Real “fake news” can be outright dismissed because it holds no sway or bearings; they’re dismissive, unimportant lies that get brushed over or ignored. That happens every day of the week in this world at the public level and in the media (via comedy).
This brings me to intelligence leaks and Trump both going nuts and downplaying the data (or attempting to) as “fake news”. If it truly was fake, irrelevant news, why did it lead to the resignation of a high profile member of the administration? Why is the leak now sought by Trump and put down by him?
This isn’t attempting to be a partisan attack, people. If you are on the political right and see truth in “fake news” labeling from Trump, what you’re seeing is Donald Trump upset that he isn’t getting played up while his actions as president have been divisive (the immigration executive order) and non-secure (Mar-A-Lago last week), let alone in conflict with allies around the globe along with more security issues nationally (U.S. / Russia ties on the sly). That’s not something to side with, not with how he’s done it. It’s also not a reason to consider news “fake”.
For those of us who want attention and to be in the spotlight, it hurts to have a negative be what the attention happens to be. That’s Donald Trump’s reaction to news coverage. His chaotic path (immigration, the Yemen attack, the anti-environmental scree, his dislike of due process, etc and how he handles them) draws the negative reaction.
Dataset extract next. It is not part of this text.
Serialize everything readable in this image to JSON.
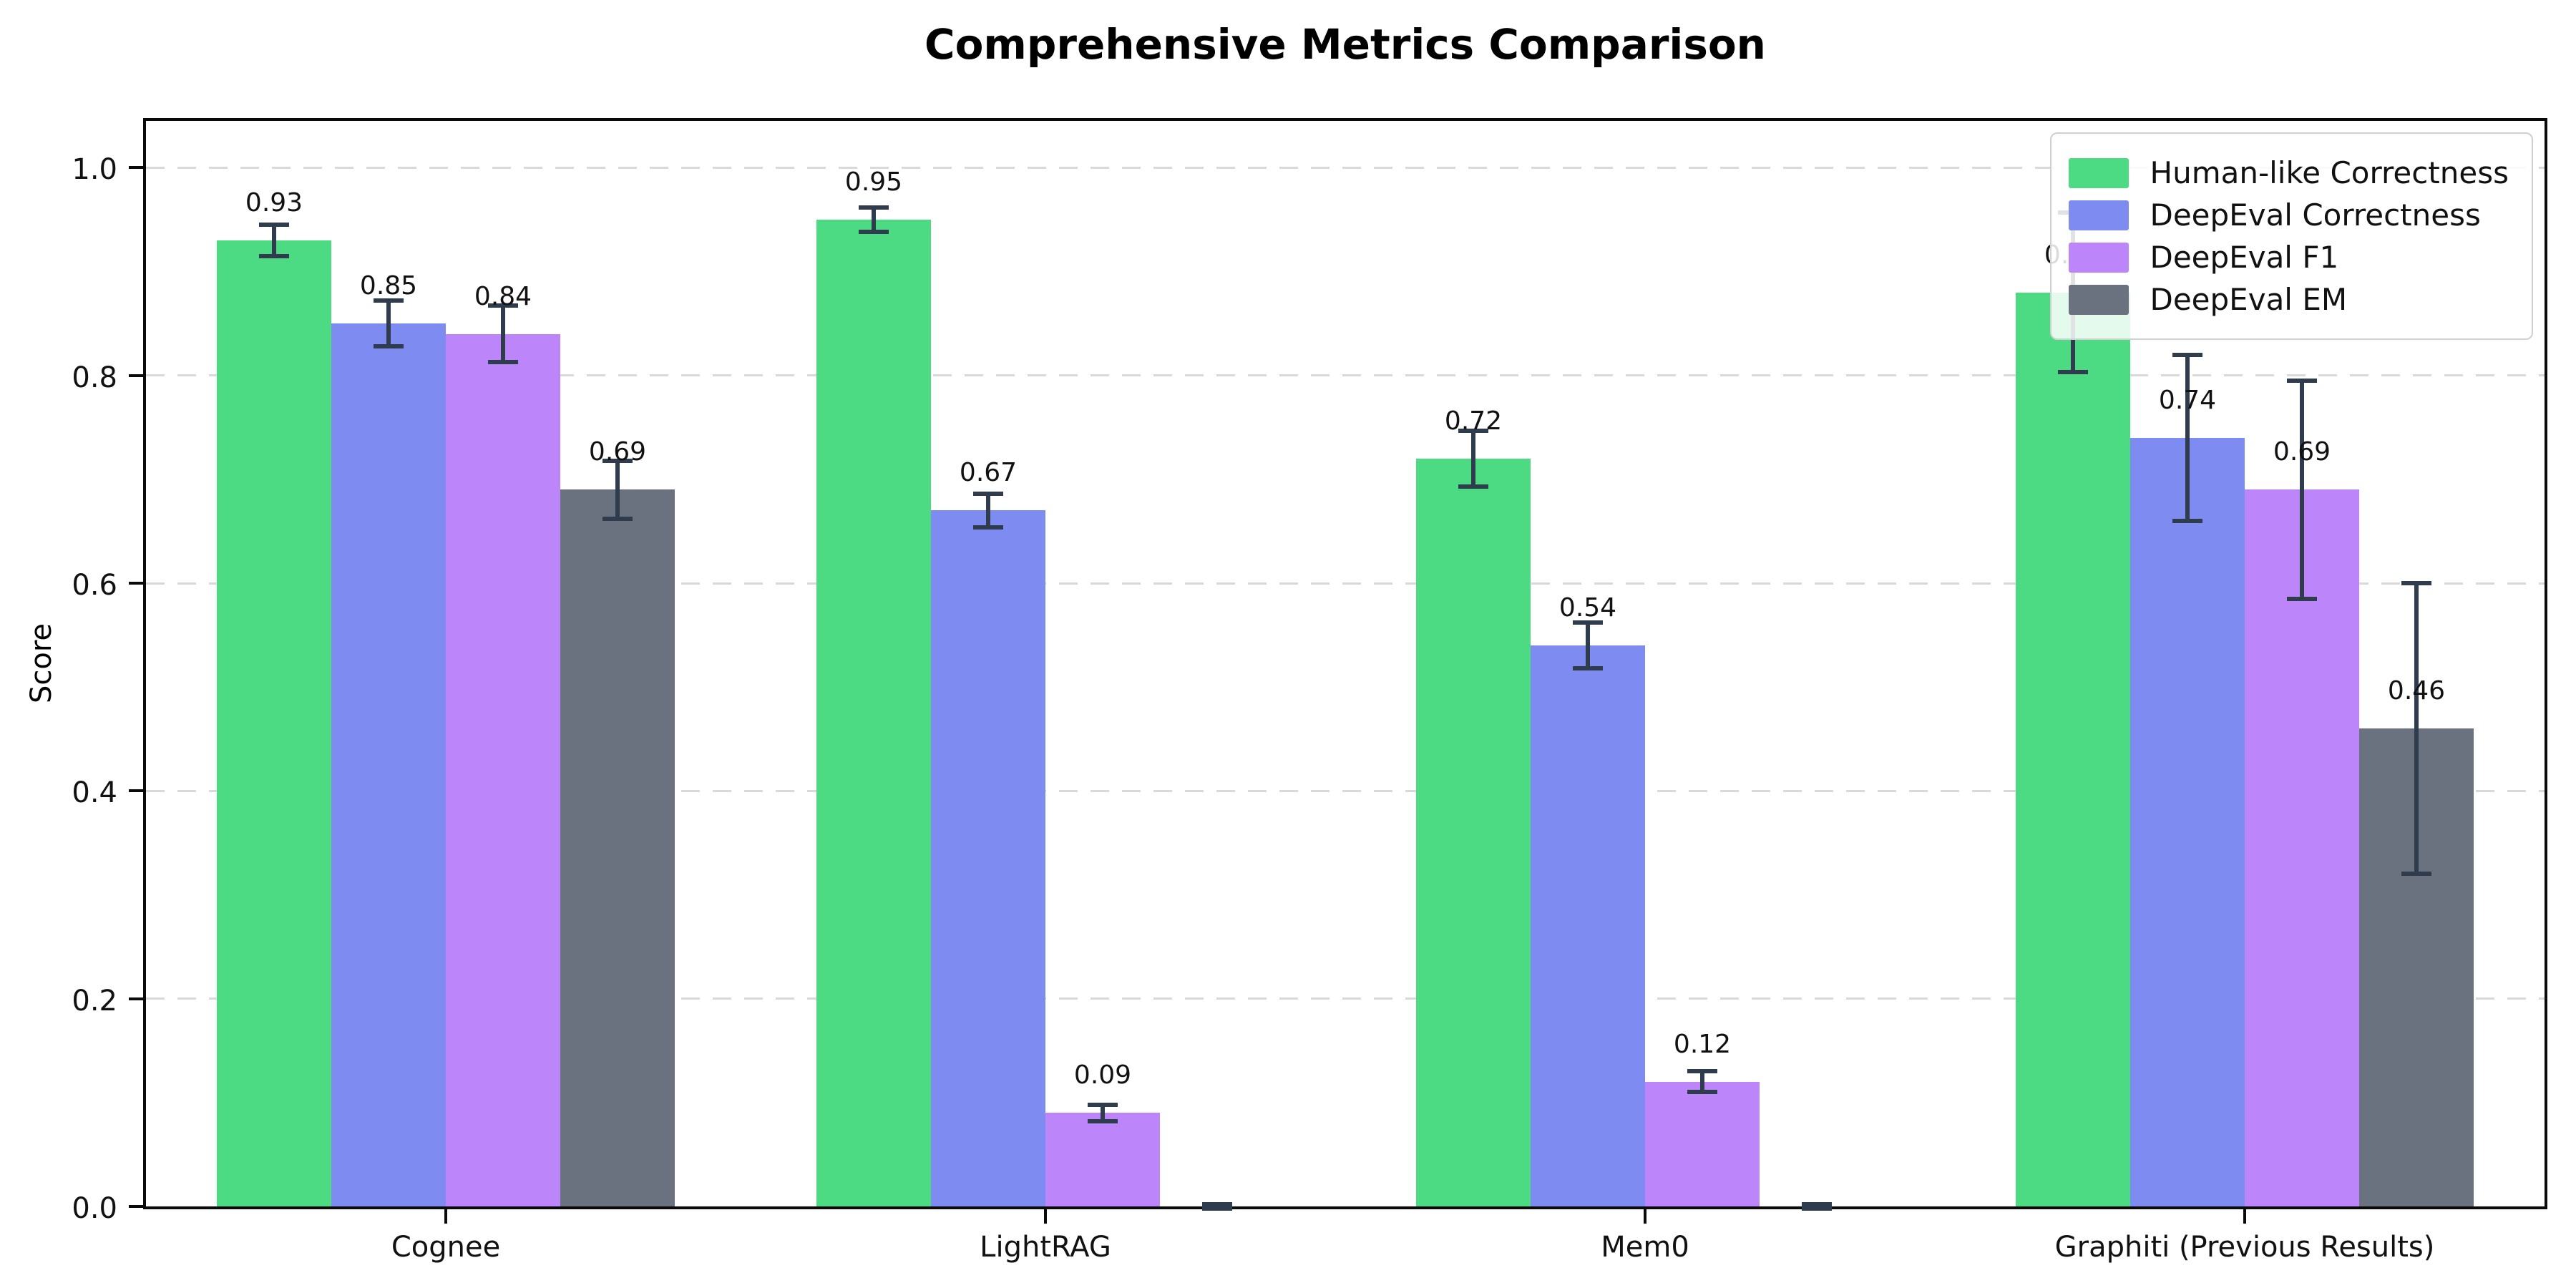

That’s not a partisan reaction; it’s a reaction to a president forcing his hand (with little involvement in the process) during his first 30 days in power.
“Fake news”? Y’know, for all the anti-Saturday Night Live messages that Trump has tweeted, he’s co-opting a label from two decades ago when Norm Macdonald hosted “Weekend Update” on the show. Macdonald would spew the line before he started his dignified-yet-comedic act. It was done for humor sake.
Trump’s bellowing of “fake news”? He doesn’t like how he’s framed and it paints him in a negative light – because the story and facts (not “alternate facts”) frame the picture as just that: negative.